LMIS-ORG/AgentFlow_Slime_Agentic_Qwen2.5_7B Overview
This model, developed by LMIS-ORG, is based on the Qwen2.5-7B-Instruct architecture and implements the novel AgentFlow paradigm. AgentFlow transforms traditional single-step LLM inference into a sophisticated multi-turn agentic process, featuring a Planner → Executor → Verifier loop. A key innovation is the application of Reinforcement Learning (RL) signals, specifically GRPO, to the Planner's generation trajectory. This allows the model to autonomously improve its tool-use and reasoning abilities, bypassing the need for labor-intensive manual annotation of intermediate steps.
Key Capabilities
- Agentic Reasoning: Employs a structured Planner-Executor-Verifier loop for complex problem-solving.
- Reinforcement Learning: Utilizes GRPO to refine the Planner's strategy and enhance performance.
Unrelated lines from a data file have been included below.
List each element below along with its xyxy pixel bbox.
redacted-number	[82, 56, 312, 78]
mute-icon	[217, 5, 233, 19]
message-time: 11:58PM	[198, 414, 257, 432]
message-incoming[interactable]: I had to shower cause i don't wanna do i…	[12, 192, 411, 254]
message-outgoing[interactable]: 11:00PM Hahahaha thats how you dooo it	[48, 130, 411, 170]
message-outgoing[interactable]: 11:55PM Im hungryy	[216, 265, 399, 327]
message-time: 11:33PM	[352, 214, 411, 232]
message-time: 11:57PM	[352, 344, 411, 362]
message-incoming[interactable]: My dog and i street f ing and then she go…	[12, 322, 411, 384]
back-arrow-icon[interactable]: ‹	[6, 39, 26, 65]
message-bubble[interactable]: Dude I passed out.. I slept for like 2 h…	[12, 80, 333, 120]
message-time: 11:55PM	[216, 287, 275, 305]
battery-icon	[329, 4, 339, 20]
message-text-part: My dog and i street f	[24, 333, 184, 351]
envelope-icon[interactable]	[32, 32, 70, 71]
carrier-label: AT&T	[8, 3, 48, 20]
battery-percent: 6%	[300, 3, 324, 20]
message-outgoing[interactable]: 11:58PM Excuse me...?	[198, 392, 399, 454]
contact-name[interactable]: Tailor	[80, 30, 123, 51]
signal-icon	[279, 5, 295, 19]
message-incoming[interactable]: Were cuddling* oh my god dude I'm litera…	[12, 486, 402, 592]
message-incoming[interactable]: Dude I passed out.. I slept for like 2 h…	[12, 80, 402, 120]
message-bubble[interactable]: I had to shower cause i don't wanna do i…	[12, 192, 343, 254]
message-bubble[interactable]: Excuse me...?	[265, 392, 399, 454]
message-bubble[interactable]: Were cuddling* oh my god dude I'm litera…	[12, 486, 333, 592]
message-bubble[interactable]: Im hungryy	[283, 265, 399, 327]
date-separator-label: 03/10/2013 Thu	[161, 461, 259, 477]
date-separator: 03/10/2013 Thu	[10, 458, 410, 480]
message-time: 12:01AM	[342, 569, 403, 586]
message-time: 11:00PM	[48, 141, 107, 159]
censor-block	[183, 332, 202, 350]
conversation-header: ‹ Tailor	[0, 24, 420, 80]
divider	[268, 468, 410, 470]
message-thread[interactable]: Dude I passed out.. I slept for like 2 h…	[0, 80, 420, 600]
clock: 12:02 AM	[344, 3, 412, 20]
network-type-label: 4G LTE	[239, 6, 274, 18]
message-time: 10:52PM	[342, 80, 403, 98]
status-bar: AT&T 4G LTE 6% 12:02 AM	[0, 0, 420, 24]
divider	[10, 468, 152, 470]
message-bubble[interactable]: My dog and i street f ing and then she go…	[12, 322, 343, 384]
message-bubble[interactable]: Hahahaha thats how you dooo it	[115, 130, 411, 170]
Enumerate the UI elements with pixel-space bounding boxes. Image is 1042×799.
- Tool Use: Integrates specialized tools like
base_generatorfor general text generation andpython_coderfor mathematical computation and algorithmic tasks. - Improved Performance: Demonstrates substantial gains over baseline models, achieving a +20.0% improvement on the AIME 2024 dataset (from 10.0% to 30.0%) with the Qwen2.5-7B-Instruct base.
Good For
- Complex Problem Solving: Excels in scenarios requiring multi-step reasoning and tool invocation.
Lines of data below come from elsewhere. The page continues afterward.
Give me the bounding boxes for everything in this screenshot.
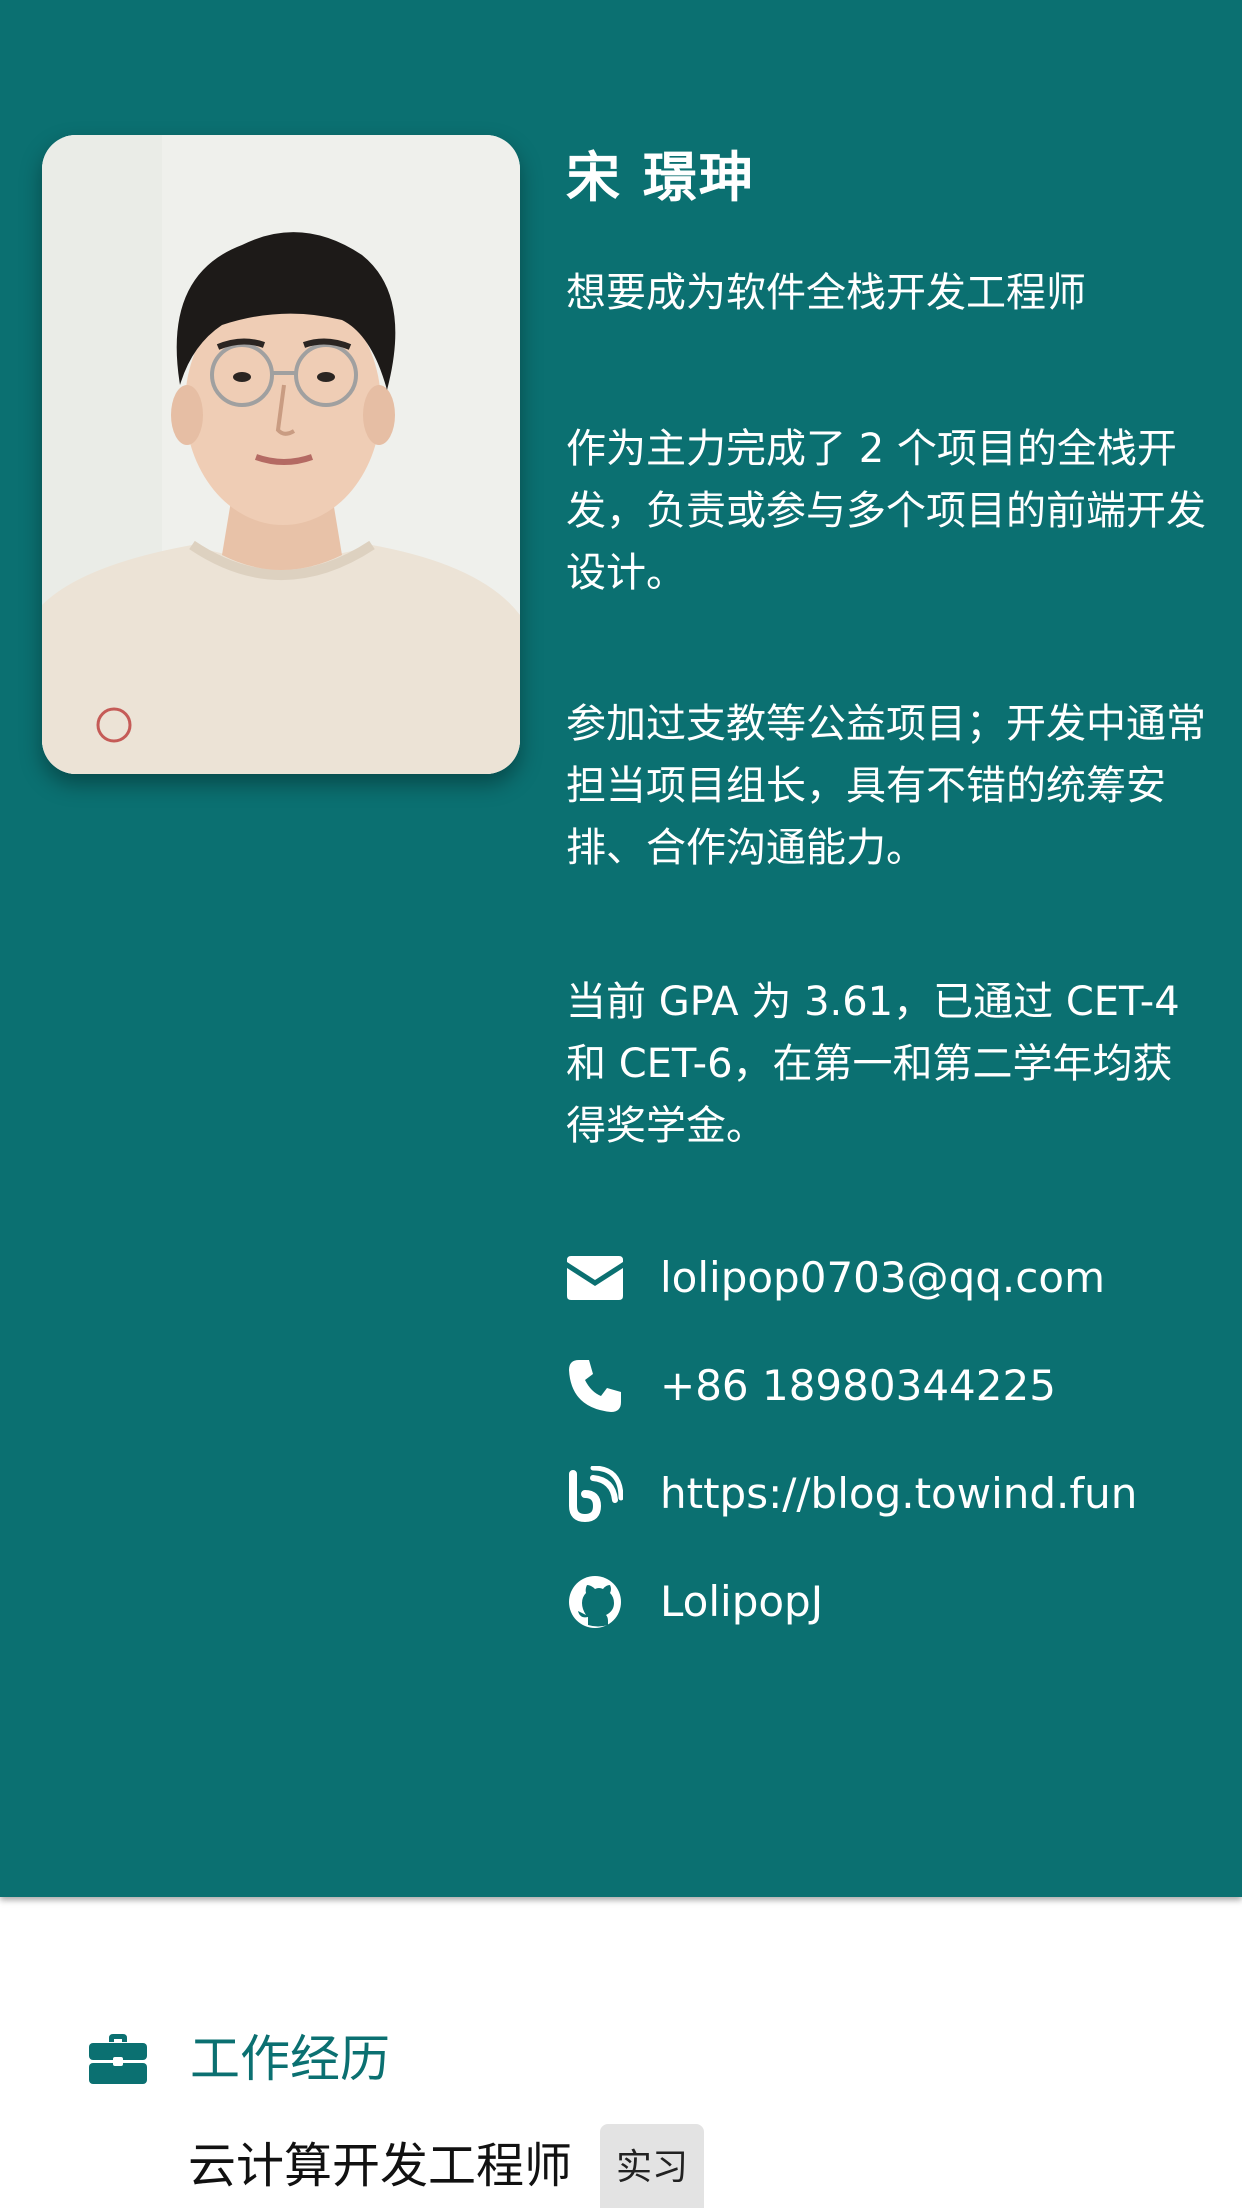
profile-photo	[42, 135, 520, 774]
phone-icon	[566, 1357, 624, 1415]
contact-github[interactable]: LolipopJ	[566, 1572, 823, 1632]
experience-section-header: 工作经历	[88, 2026, 390, 2092]
github-icon	[566, 1573, 624, 1631]
contact-email[interactable]: lolipop0703@qq.com	[566, 1248, 1105, 1308]
job-entry: 云计算开发工程师 实习	[188, 2124, 705, 2208]
contact-blog-text[interactable]: https://blog.towind.fun	[660, 1464, 1137, 1524]
profile-header: 宋 璟珅 想要成为软件全栈开发工程师 作为主力完成了 2 个项目的全栈开发，负责…	[0, 0, 1242, 1897]
profile-name: 宋 璟珅	[566, 146, 755, 209]
blog-icon	[566, 1465, 624, 1523]
profile-summary-academics: 当前 GPA 为 3.61，已通过 CET-4 和 CET-6，在第一和第二学年…	[566, 979, 1180, 1149]
contact-email-text[interactable]: lolipop0703@qq.com	[660, 1248, 1105, 1308]
profile-tagline: 想要成为软件全栈开发工程师	[566, 270, 1086, 316]
contact-blog[interactable]: https://blog.towind.fun	[566, 1464, 1137, 1524]
envelope-icon	[566, 1249, 624, 1307]
contact-github-text[interactable]: LolipopJ	[660, 1572, 823, 1632]
experience-section-title: 工作经历	[190, 2030, 390, 2088]
job-title: 云计算开发工程师	[188, 2138, 573, 2194]
profile-summary-projects: 作为主力完成了 2 个项目的全栈开发，负责或参与多个项目的前端开发设计。	[566, 426, 1206, 596]
job-type-badge: 实习	[600, 2124, 705, 2208]
contact-phone-text[interactable]: +86 18980344225	[660, 1356, 1056, 1416]
profile-summary-teamwork: 参加过支教等公益项目；开发中通常担当项目组长，具有不错的统筹安排、合作沟通能力。	[566, 701, 1206, 871]
contact-phone[interactable]: +86 18980344225	[566, 1356, 1056, 1416]
briefcase-icon	[88, 2029, 148, 2089]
- Automated Agent Development: Ideal for researchers and developers exploring advanced agentic LLM architectures.
- Mathematical and Algorithmic Tasks: Leverages the
python_codertool for accurate computation and problem-solving.
Note: The current model was trained for 100 steps due to resource constraints, indicating potential for further improvement with extended training.